To allow, for example, Ambari to perform operations as another user, set the following configs in the core-site.xml, hadoop.proxyuser.ambari.groups and hadoop.proxyuser.ambari.hosts, to a list of groups or hosts that are allowed to be impersonated or set a wildcard *.
Authorization defines the permissions of individual users. After it is clear which user will be performing the request, i.e., the actually authenticated or the impersonated one, the service checks against the local Apache Ranger policies, if the request is allowed for this certain user. This is the last instance in the process. A user passing this step is eventually allowed to perform the requested action.
Every time the authorization instance is called, i.e., policies are checked if the action of a user is authorized or not, an audit event is being logged, containing, time, user, service, action, data set and success of the event. An event is not logged in Ranger in case a user without authentication tries to access data or if a user tries to impersonate another user, without having appropriate permissions to do so.
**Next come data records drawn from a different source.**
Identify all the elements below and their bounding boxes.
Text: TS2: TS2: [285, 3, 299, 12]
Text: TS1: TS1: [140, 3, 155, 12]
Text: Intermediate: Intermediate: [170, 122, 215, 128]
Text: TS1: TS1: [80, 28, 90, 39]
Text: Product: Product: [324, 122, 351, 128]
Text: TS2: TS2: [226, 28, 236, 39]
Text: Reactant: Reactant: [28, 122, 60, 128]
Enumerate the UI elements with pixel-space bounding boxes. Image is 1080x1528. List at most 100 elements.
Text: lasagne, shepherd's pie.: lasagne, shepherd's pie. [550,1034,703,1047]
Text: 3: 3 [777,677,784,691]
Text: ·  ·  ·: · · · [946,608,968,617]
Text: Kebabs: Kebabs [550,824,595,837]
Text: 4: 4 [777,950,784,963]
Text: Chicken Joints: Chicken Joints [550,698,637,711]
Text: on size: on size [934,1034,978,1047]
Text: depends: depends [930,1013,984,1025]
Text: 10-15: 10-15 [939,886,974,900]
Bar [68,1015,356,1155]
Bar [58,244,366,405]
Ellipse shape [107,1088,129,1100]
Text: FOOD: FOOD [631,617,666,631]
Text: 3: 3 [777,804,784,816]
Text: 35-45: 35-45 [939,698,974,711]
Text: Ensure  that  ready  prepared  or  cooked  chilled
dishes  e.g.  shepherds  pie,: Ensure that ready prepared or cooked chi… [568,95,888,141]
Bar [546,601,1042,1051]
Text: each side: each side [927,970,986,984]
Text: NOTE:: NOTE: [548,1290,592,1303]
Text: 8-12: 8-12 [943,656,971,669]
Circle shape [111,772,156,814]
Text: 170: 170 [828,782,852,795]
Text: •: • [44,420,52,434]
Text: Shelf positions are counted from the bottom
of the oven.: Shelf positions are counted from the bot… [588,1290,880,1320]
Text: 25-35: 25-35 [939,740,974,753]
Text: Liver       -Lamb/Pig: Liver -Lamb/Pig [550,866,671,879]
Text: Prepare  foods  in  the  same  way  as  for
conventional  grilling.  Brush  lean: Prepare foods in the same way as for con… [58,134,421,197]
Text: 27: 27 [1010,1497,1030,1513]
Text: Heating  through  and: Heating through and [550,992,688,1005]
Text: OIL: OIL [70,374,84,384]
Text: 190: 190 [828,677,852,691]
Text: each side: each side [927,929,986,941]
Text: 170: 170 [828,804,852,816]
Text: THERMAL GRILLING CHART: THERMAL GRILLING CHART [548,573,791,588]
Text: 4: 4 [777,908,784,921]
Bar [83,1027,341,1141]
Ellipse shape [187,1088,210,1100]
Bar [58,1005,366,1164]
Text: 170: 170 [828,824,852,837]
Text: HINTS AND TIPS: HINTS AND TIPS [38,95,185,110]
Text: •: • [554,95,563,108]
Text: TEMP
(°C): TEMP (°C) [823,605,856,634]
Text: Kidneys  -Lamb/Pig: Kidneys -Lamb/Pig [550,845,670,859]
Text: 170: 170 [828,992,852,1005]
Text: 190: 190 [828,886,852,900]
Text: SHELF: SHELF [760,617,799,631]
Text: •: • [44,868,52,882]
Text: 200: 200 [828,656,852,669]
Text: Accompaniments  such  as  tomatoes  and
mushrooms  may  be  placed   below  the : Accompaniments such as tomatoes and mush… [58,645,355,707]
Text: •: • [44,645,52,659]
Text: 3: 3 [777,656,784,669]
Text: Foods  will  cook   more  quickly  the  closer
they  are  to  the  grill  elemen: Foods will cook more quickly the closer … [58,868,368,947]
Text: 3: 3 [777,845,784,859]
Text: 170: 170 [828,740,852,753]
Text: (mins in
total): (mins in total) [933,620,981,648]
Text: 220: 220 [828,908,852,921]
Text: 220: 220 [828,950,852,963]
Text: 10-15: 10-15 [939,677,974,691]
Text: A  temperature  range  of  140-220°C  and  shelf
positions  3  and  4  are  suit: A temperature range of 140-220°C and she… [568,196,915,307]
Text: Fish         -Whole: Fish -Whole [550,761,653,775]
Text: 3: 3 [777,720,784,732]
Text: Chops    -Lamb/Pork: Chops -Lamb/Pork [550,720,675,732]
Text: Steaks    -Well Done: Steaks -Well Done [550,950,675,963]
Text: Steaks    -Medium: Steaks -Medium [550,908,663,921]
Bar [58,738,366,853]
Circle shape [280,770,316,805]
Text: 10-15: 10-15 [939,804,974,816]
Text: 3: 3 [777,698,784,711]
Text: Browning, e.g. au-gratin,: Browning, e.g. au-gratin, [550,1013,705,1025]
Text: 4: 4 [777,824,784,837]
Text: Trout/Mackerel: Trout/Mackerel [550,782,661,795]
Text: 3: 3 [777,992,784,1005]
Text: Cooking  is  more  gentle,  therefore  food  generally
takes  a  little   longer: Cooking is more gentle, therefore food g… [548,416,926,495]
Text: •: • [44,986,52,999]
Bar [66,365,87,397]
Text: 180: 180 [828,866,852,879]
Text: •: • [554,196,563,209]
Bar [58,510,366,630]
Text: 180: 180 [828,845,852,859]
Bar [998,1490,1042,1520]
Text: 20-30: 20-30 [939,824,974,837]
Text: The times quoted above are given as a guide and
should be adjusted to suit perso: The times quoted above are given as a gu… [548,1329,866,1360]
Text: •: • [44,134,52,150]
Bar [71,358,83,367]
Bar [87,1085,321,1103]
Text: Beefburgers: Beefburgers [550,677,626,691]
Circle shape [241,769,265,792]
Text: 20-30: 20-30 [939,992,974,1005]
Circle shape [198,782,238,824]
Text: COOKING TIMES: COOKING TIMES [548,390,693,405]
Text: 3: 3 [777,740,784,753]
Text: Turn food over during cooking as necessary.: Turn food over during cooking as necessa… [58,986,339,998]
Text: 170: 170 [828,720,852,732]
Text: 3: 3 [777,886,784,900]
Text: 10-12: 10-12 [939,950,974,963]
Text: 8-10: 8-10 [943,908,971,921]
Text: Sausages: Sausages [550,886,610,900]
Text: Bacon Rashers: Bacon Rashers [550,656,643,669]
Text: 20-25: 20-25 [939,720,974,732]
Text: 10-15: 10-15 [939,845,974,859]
Example Security Flow Using Apache Knox
Looking at the figure above you can follow what’s going on in the background, when a user Eric wants to push a file into the HDFS service on path “/user/eric/” from outside the Hadoop cluster firewall.
User Eric sends the HDFS request including the file and the command to put that file into the desired directory, while authenticating successfully via LDAP provider at the Apache Knox gateway using his username/password combination. Eric does not need to obtain a Kerberos ticket. In fact, since he is outside the cluster, he probably does not have access to the KDC through the firewall to obtain one anyway.
Knox Ranger plugin checks, if Eric is allowed to use Knox. If he’s not, the process ends here. This event is logged in Ranger audits.
Knox has a valid TGT (and refreshes it before it becomes invalid), obtains a service ticket with it and authenticates at the HDFS namenode as user “knox”.
Knox asks the service to perform the action as Eric, which is configured to be allowed.
Ranger HDFS plugin checks, if Eric has the permission to “WRITE” to “/user/eric”. If he’s not, the process ends here. This event is logged in Ranger audits.
File is pushed to HDFS.
I hope this article helps to get a better understanding of the security concepts within the Hadoop Ecosystem.